Wednesday, December 4, 2013
In What's the ROI of Social Recruitment? Bucky Couch does a fine job of painting the complex picture of recruitment. Hundreds of millions of people, plus companies, populate the likes of LinkedIn, Facebook, Twitter and Google+, so the advent of social media has made information on both candidate and employer far more accessible. Engagement is more of a necessity than ever before, and consequently branding as a major vehicle for engaging is crucial. These points have made recruiting via social media an imperative.
Curiously, however, Couch doesn't even touch on ROI. Perhaps not surprisingly, because it seems like an even more daunting task to explicate the what and how of ROI vis-a-vis social media recruitment. It is complex, but because managers, professionals and consultants alike don't have a good grasp of ROI, it seems even more so to them.
Here are a handful of points to consider:
- ROI always - always - accounts for both benefits and costs. In fact, ROI is measured as benefits weighed against the costs of producing these benefits.
- We begin with the end in mind.
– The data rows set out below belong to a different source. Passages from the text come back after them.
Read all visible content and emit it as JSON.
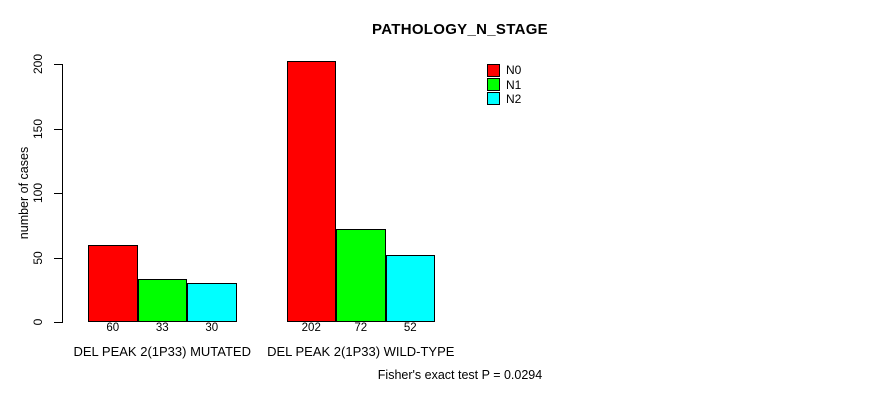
{
  "chart_data": {
    "type": "bar",
    "title": "PATHOLOGY_N_STAGE",
    "ylabel": "number of cases",
    "xlabel": "",
    "ylim": [
      0,
      200
    ],
    "yticks": [
      0,
      50,
      100,
      150,
      200
    ],
    "grid": false,
    "legend": {
      "position": "inside-top",
      "entries": [
        "N0",
        "N1",
        "N2"
      ]
    },
    "categories": [
      "DEL PEAK 2(1P33) MUTATED",
      "DEL PEAK 2(1P33) WILD-TYPE"
    ],
    "series": [
      {
        "name": "N0",
        "color": "#ff0000",
        "values": [
          60,
          202
        ]
      },
      {
        "name": "N1",
        "color": "#00ff00",
        "values": [
          33,
          72
        ]
      },
      {
        "name": "N2",
        "color": "#00ffff",
        "values": [
          30,
          52
        ]
      }
    ],
    "bar_value_labels": [
      [
        60,
        33,
        30
      ],
      [
        202,
        72,
        52
      ]
    ],
    "annotation": "Fisher's exact test P = 0.0294"
  },
  "style": {
    "background": "#ffffff",
    "text_color": "#000000",
    "bar_border_color": "#000000",
    "axis_color": "#000000"
  }
}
As an employer, what are you trying to accomplish with your recruitment in general and via social media in particular?
- The end in mind may be about hiring more enthusiastic, more capable staff who can raise levels of engagement and performance for the company.
- While ROI is mainly quantitative in nature, it is also non-quantitative or even experiential and perceptual. A manager, for example, wants to feel good about his or her hire.
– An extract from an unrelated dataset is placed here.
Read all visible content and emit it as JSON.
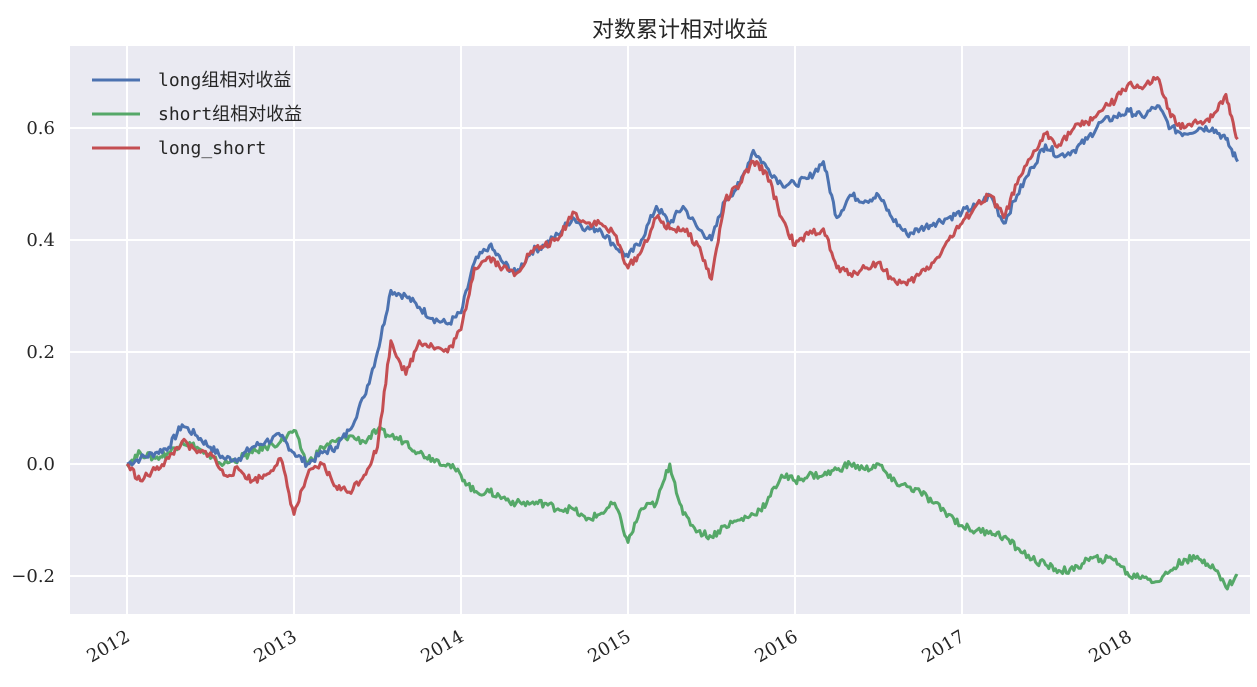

- Clarifying the end in mind sets up not just the objectives but also the metrics for ROI. Next is to determine what it will take to realize the end and hit these objectives.
- How much will it cost to do what it will take, and what time, effort and resources are necessary as well? It isn't just about cold hard cash. It's also all that is in fact invested to gain those benefits.
- You may need to consult with your accounting colleagues, as they can draw on the right equations for calculating ROI.
- To emphasize, measuring ROI must be set up from the outset, and mustn't be an afterthought in the midst, say, of a social recruitment effort.
In Three Challenges of Return on Investment, I go into greater depth on ROI. So I invite you to read this article as well.
Monday, December 2, 2013
Erin Meyer, Adjunct Professor at INSEAD, speaks very knowledgeably and practically about cross-cultural management issues. She acknowledges the complexity of such issues and calls for a shift in thinking from cross-cultural to multi-cultural. To wit: In a global team, members from different cultures may perceive and experience particular individuals in a myriad of ways. They have a constellation of perceptions and experiences, then, that at times may align and resonate and at other times may collide and conflict. This is cultural relativity.
My caution on Meyer's advice? Learn from her teaching and guidance, but realize that this is just a starting frame of reference. While research and analysis may surface trends or patterns in specific cultures, how individuals in those cultures actually think, behave and interact may be very different from such trends and patterns. In other words, her teaching and guidance do not preclude the need to understand particular individuals in your global team and to forge meaningful relationships with them.